Hacker News new | ask | show | jobs
by JonChesterfield 89 days ago
It's obviously, trivially broken. Stores the index before storing the value, so the other thread reads nonsense whenever the race goes against it.

Also doesn't have fences on the store, has extra branches that shouldn't be there, and is written in really stylistically weird c++.

Maybe an llm that likes a different language more, copying a broken implementation off github? Mostly commenting because the initial replies are "best" and "lol", though I sympathise with one of those.

2 comments

> It's obviously, trivially broken. Stores the index before storing the value, so the other thread reads nonsense whenever the race goes against it.

Are we reading the same code? The stores are clearly after value accesses.

> Also doesn't have fences on the store

?? It uses acquire/release semantics seemingly correctly. Explicit fences are not required.

Push:

buffer_[head] = value;

head_.store(next_head, std::memory_order_release);

return true;

There's no relationship between the two written variables. Stores to the two are independent and can be reordered. The aq/rel applies to the index, not to the unrelated non-atomic buffer located near the index.

> There's no relationship between the two written variables. Stores to the two are independent and can be reordered. The aq/rel applies to the index, not to the unrelated non-atomic buffer located near the index.

No, this is incorrect. If you think there's no relationship, you don't understand "release" semantics.

https://en.cppreference.com/w/cpp/atomic/memory_order.html

> A store operation with this memory order performs the release operation: no reads or writes in the current thread can be reordered after this store.

This was _really_ surprising to me. What's the point of marking individual stores if it affects everything, not just that address. But yeah, what I can find online agrees that C++ has done this. Thanks!
This is just wrong. See https://en.cppreference.com/w/cpp/atomic/memory_order.html. Emphasis mine:

> A store operation with this memory order performs the release operation: no reads or writes in the current thread can be reordered after this store. All writes in the current thread are visible in other threads that acquire the same atomic variable (see Release-Acquire ordering below) and writes that carry a dependency into the atomic variable become visible in other threads that consume the same atomic (see Release-Consume ordering below).

write with release semantic cannot be reordered with any other writes, dependent or not.

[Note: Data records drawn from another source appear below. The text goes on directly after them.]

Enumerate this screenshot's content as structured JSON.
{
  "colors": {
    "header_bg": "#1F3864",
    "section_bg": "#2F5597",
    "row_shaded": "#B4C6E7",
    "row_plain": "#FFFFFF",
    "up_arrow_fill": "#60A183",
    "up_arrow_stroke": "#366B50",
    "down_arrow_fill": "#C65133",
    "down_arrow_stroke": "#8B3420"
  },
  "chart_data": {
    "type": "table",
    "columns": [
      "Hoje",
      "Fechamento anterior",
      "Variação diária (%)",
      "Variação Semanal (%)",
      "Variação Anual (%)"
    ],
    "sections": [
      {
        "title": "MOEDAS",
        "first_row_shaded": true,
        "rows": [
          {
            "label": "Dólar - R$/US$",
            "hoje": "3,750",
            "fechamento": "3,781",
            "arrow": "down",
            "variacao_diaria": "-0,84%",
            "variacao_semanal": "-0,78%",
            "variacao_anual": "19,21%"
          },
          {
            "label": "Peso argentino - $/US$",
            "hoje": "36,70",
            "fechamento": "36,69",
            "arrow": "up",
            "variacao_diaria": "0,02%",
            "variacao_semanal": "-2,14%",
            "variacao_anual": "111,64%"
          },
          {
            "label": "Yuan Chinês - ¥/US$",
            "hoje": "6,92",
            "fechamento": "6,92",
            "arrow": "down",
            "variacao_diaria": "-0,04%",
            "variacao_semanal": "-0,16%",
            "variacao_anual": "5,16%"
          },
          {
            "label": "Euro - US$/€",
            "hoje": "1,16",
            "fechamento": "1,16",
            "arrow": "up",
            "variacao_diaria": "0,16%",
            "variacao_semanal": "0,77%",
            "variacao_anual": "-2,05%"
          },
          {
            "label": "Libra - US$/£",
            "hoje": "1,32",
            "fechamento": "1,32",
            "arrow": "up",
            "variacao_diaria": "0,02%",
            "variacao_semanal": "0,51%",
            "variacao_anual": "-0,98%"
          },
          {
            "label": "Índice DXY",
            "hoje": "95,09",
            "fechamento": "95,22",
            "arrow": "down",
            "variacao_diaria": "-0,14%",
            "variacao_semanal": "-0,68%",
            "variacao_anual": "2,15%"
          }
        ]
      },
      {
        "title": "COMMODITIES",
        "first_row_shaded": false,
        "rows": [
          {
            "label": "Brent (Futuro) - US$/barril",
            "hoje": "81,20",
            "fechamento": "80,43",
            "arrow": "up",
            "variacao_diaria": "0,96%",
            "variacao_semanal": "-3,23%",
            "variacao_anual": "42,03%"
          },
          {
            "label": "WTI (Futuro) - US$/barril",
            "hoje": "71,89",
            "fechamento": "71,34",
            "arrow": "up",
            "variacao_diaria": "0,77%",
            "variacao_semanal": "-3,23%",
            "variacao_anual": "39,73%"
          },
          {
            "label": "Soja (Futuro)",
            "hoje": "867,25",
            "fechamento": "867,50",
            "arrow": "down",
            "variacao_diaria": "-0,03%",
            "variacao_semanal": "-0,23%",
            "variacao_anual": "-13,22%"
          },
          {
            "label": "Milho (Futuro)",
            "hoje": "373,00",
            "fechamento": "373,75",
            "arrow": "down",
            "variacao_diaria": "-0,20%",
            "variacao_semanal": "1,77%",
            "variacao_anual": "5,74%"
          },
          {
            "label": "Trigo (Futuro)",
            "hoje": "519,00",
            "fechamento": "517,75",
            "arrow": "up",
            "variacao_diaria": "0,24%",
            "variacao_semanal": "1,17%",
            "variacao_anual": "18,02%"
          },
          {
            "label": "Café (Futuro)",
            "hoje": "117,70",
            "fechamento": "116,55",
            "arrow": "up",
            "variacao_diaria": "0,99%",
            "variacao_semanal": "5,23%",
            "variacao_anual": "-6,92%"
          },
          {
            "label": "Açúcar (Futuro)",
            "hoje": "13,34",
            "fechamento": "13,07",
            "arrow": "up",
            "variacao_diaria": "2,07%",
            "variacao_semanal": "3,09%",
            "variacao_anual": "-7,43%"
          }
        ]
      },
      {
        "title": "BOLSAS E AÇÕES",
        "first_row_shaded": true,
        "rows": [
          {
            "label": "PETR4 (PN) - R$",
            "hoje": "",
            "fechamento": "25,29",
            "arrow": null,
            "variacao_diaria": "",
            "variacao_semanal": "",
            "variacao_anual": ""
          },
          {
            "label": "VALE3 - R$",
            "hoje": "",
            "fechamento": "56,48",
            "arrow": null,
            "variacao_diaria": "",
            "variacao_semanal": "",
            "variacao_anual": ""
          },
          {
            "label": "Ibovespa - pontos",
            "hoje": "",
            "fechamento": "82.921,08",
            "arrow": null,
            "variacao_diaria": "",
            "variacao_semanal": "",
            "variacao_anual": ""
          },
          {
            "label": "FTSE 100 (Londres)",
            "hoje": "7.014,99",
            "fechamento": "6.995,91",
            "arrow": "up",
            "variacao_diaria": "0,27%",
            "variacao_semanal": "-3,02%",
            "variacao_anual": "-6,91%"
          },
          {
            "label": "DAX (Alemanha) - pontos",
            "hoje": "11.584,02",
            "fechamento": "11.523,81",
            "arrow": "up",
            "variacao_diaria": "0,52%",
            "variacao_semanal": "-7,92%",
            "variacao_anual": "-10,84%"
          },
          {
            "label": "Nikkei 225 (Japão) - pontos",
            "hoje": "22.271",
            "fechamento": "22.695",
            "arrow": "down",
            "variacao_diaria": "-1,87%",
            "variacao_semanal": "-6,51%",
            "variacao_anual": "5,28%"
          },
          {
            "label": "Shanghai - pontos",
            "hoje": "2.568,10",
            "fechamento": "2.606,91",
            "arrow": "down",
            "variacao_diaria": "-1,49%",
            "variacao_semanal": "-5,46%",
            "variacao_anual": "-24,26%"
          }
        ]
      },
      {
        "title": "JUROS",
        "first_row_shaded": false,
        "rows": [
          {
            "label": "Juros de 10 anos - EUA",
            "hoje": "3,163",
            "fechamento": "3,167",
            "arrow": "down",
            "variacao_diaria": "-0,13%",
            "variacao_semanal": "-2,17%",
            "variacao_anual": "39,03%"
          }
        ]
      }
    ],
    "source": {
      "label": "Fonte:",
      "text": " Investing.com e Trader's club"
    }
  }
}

Relaxed atomic writes can be reordered in any way.

> write with release semantic cannot be reordered with any other writes, dependent or not.

To quibble a little bit: later program-order writes CAN be reordered before release writes. But earlier program-order writes may not be reordered after release writes.

> Relaxed atomic writes can be reordered in any way.

To quibble a little bit: they can't be reordered with other operations on the same variable.

Yep, you are right, more precise, and precision is very important in this topic.

I stand corrected.

Sorry, but that's not actually true. There are no data races, the atomics prevent that (note that there are only one consumer and one producer)

Regarding the style, it follows the "almost always auto" idea from Herb Sutter

If you enforce that the buffer size is a power of 2 you just use a mask to do the

    if (next_head == buffer.size())
        next_head = 0;
part
If it's a power of two, you don't need the branch at all. Let the unsigned index wrap.
You ultimately need a mask to access the correct slot in the ring. But it's true that you can leave unmasked values in your reader/writer indices.
Interesting, I've never heard about anybody using this. Maybe a bit unreadable? But yeah, should work :)
Nice one!
I believe ConcurrencyKit's impl does this.

https://github.com/concurrencykit/ck/blob/master/include/ck_...

Indeed that's true. That extra constraint enables further optimization

It's mentioned in the post, but worth reiterating!

Nice!

Should be able to push it more if

* we limit data shared to an atomic-writable size and have a sentinel - less mucking around with cached indexes - just spinning on (buffer_[rpos_]!=sentinel) (atomic style with proper sematics, etc..).

* buffer size is compile-time - then mod becomes compile-time (and if a power of 2 - just a bitmask) - and so we can just use a 64-bit uint to just count increments, not position. No branch to wrap the index to 0.

Also, I think there's a chunk of false sharing if the reader is 2 or 3 ahead of the writer - so performance will be best if reader and writer are cachline apart - but will slow down if they are sharing the same cacheline (and buffer_[12] and buffer_[13] very well may if the payload is small). Several solutions to this - disruptor patter or use a cycle from group theory - i.e. buffer[_wpos%9] for example (9 needs to be computed based on cache line size and size of payload).

I've seen these be able to pushed to about clockspeed/3 for uint64 payload writes on modern AMD chips on same CCD.

This was, in fact, mentioned in the article.